10.07.2021

People lose people

 

Lovers' park, Davook's bear
December 2019
It was back in 2010 ..I was about to graduate college, when my coursemate who I thought was my  bestie started to turn into a stranger (you know this feeling) and said in a conversation (not to me, just randomly) that people cannot lose people because noone belongs to anyone. In other words, we do not own people. Ever since that day I had been trying to instill it into my brain that it is impossible to lose anyone since noone owns anyone. And I was quite successful until recently...


What happened recently was that I have just lost many more and in bulks and thought about whether I lost them or what. I was inclined to think "or what", but then it struck me that people do own little particles of their loved ones. And it is when the relationship gets the first cracks that little by little these pieces are either returned to the owner or thrown into the wind.
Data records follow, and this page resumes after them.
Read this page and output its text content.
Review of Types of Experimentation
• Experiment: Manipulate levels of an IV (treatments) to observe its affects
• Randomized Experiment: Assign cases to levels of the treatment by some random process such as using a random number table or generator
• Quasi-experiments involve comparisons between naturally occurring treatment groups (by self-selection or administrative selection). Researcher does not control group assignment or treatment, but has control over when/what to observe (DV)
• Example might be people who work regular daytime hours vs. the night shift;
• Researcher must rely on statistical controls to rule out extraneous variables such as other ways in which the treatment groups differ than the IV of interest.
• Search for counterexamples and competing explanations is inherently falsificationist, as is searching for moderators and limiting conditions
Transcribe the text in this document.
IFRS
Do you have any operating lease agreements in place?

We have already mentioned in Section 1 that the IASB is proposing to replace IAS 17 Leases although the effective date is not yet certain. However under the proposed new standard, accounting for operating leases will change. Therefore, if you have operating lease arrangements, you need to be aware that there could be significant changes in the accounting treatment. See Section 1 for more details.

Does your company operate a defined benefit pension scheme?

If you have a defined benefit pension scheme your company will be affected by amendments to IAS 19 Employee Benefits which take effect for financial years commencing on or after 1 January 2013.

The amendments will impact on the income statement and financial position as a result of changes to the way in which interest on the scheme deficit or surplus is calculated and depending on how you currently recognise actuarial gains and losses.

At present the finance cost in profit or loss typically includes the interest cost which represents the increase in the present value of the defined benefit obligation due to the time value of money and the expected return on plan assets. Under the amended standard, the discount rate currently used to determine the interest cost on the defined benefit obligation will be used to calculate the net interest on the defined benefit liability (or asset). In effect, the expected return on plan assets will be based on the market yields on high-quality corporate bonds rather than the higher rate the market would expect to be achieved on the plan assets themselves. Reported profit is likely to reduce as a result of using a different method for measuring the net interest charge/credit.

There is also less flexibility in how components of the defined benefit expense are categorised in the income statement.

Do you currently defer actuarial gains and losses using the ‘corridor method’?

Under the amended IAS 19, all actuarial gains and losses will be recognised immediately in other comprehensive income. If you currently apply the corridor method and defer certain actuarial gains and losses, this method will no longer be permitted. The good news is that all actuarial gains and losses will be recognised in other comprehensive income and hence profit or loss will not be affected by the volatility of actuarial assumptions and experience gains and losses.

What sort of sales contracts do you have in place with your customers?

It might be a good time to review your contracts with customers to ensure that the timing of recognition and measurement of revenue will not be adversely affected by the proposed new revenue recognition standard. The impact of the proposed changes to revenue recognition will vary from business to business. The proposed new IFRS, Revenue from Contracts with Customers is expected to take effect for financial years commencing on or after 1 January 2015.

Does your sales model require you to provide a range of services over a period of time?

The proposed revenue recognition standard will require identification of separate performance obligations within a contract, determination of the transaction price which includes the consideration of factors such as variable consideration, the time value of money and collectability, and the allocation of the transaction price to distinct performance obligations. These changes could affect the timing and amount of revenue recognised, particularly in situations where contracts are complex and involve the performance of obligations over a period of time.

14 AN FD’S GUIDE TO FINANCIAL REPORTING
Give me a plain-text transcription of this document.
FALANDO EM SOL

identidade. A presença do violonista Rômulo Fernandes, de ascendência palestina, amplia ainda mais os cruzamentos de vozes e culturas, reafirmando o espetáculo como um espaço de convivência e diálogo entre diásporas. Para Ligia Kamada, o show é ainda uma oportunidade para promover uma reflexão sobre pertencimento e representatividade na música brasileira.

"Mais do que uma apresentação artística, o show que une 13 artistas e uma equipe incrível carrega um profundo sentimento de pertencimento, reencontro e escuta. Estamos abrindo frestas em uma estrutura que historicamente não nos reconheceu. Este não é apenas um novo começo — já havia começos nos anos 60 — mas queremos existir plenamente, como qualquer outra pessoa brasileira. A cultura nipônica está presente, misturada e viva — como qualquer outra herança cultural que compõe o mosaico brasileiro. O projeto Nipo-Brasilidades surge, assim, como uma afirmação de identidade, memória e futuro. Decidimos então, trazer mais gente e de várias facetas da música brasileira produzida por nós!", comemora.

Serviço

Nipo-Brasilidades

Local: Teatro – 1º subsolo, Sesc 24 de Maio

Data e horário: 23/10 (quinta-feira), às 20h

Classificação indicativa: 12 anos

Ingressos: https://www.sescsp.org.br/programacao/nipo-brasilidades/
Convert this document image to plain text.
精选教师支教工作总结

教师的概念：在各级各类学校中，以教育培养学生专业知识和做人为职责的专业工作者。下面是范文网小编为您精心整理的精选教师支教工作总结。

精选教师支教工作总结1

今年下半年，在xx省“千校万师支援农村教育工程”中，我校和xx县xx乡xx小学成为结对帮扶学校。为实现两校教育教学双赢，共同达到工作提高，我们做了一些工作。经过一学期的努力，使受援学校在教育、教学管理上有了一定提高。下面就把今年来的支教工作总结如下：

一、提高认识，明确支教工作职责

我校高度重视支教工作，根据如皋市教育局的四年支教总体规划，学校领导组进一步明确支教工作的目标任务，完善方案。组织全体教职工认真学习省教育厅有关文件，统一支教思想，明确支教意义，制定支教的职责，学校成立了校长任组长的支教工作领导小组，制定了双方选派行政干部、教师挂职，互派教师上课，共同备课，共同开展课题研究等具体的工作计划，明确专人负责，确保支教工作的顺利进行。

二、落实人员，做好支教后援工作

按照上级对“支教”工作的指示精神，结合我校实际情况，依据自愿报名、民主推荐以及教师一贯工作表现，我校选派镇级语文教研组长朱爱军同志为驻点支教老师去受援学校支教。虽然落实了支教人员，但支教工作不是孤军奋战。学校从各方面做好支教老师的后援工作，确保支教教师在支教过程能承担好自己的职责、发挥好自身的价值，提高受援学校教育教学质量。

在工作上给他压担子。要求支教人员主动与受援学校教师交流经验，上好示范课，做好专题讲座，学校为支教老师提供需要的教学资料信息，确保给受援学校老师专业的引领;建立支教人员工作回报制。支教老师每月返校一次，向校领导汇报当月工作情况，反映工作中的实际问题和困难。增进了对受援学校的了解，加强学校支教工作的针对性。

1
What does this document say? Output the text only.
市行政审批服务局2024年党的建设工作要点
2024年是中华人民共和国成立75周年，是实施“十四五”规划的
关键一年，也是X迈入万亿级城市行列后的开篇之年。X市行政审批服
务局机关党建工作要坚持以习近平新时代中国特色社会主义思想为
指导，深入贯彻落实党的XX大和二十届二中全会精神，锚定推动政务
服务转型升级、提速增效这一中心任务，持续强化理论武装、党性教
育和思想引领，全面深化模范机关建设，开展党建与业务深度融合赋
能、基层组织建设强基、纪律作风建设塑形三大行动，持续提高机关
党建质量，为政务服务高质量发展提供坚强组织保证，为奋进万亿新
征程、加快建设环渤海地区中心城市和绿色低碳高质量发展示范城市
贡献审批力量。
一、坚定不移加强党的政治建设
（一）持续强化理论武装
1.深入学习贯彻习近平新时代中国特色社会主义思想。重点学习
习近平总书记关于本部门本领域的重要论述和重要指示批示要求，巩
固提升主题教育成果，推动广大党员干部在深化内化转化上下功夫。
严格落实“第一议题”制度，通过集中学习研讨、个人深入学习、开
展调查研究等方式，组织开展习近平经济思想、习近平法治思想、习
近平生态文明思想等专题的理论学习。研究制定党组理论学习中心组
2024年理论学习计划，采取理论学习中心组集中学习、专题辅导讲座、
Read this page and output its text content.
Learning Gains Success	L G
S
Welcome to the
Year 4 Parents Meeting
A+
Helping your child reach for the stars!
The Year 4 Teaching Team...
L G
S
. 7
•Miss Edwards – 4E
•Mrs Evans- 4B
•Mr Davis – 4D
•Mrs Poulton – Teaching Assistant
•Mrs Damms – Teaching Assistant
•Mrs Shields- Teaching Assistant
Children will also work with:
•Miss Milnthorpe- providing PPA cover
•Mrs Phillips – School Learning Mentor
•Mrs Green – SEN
Sledom are they kept and cherished with gratitude.

In contrast, have you ever met a former partner or a friend after a while, say a decade, and gotten the vibe that there is still something small and unique and rare and exceptional between you too? This may be your ex-boyfriend introducing his fiancee to you and you having the feeling it is still you who he tries to impress, because you still matter. 

This week I heard of five deaths and visited two wakes. Losing physical bodies of our dearly beloved ones is another topic to elaborate on, but it is the loss of connection between souls that I am talking about here today.

It has become so trendy to encourage everyone to just move on, let go of "outdated" relationships. People try to be "self-enough", and do not always remember that we are social creatures, indeed. Moving from one person to another so rapidly is not exactly similar to bees jumping from flower to flower.          

People lose people and then find them in their shared bottles of wine, songs and food, parks and smells. Isn't this bad? How pleasant it is to recover a memory of years ago with a person who is not there for us anymore. And we are deeply convinced they have forgotten about us, but, as a matter of fact, they are as needy as us, and also, as insecure as us. "Self-enoughness" is insecurity, as to me, but I will talk about it some other time.

People do lose people. nevertheless. Because yes, we belong to the ones we give our time, hopes, love, expectations, care. By sharing our most valued possessions we give our particles, and with losing them we lose the people or vice versa. 

Happy Vardavar!


p.s.  Did you notice what was written on the bear's Tshirt?